The ruthless, pointless war between the Kid's faction, the Regulators, and their rivals made Billy the Kid a legend. His significance emerged not "from the part he played in the war, but for the standing he achieved in American folklore." The bloody battle was manna for America's emerging pulp fiction industry. Editors delighted in singling out Billy the Kid, as the boldest, toughest, baddest bad guy. His youth, charm, marksmanship, derring-do, his colorful moniker and his daredevil escape from the Lincoln County Jail -- along with the corpses he left behind -- transformed him into a Western pop star.
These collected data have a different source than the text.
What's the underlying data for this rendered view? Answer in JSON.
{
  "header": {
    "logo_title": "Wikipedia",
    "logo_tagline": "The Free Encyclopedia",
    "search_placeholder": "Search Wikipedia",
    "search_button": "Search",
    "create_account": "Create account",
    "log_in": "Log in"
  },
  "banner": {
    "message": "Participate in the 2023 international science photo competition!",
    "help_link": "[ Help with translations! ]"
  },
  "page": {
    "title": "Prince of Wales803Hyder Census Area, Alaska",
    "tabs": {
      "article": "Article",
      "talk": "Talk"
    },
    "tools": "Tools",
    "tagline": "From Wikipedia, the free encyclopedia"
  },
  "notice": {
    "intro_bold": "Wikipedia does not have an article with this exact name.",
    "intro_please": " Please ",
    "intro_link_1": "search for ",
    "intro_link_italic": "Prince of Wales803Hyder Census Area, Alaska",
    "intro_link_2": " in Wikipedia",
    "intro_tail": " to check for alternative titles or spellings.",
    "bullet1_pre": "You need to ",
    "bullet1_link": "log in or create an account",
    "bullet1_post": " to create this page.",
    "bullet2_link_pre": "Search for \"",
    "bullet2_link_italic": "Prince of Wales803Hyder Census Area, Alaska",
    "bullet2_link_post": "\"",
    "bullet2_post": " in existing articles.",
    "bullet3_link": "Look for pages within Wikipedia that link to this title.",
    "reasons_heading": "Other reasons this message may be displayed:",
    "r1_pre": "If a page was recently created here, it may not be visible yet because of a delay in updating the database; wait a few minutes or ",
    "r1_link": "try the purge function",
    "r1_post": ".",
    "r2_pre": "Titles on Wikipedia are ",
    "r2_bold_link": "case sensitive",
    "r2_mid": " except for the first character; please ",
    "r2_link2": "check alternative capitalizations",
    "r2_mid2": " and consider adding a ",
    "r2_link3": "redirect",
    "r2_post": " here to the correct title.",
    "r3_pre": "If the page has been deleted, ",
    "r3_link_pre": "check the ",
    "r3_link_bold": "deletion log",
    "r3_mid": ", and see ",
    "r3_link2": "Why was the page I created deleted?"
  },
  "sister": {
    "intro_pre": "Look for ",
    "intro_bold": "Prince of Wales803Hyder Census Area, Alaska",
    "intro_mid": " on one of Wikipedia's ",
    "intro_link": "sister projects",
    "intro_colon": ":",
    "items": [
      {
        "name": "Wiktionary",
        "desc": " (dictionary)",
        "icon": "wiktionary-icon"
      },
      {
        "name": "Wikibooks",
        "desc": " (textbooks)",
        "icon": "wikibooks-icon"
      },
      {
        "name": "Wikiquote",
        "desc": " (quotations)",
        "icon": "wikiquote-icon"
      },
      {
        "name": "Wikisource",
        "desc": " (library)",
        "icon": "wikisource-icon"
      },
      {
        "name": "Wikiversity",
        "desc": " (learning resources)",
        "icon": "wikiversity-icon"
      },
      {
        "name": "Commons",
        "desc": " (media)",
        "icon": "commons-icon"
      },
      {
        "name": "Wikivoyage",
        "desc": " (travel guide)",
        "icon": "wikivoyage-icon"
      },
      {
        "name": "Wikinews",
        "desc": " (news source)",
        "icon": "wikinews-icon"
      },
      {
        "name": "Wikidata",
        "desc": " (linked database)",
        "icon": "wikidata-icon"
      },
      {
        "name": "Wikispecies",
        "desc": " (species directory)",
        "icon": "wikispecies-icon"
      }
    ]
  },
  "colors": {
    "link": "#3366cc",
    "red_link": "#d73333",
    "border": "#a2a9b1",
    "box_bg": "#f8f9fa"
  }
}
Still, despite his reputation, the Kid was more troubled teen than heartless killer. The most surprising twist for those weaned on the legend of Billy the cruel is how frequently the Kid tried to go straight. He repeatedly negotiated an amnesty with Lew Wallace, the governor of the territory who would earn fame for writing "Ben Hur." Clearly, the absence of a firm guiding hand made the lure of all those Western vices irresistible to this wayward youth.
With his deliberate, careful approach, Wallis leaves the reader aware of the gap between The Kid's exploits and the fanciful and often more brutal adventures journalists, novelists and screenwriters would concoct. But the outlaw's allure remains more assumed than explained. The most interesting aspect of Billy the Kid's life begins where the book ends, when he dies but his immortal legend is born as his exaggerated exploits become epic and iconic.
On one level, it is easy to see why passionate characters lacking impulse control would appeal to a nation of desk-jockeys, laptop warriors living vicariously through computer monitors and television screens. Yet Americans seem more dazzled by these myths than Europeans, who are equally desk-bound and technology-addled. These celebrity bad guys' continuing appeal reflects a grittiness and volatility encoded in the American DNA. Remember, our country was founded in Revolution and settled by iconoclastic individualists. Wallis' interesting, crisp book is welcome for feeding our fascination with Billy the Kid and his comrades, even if it does not fully explain this defining, enduring American obsession.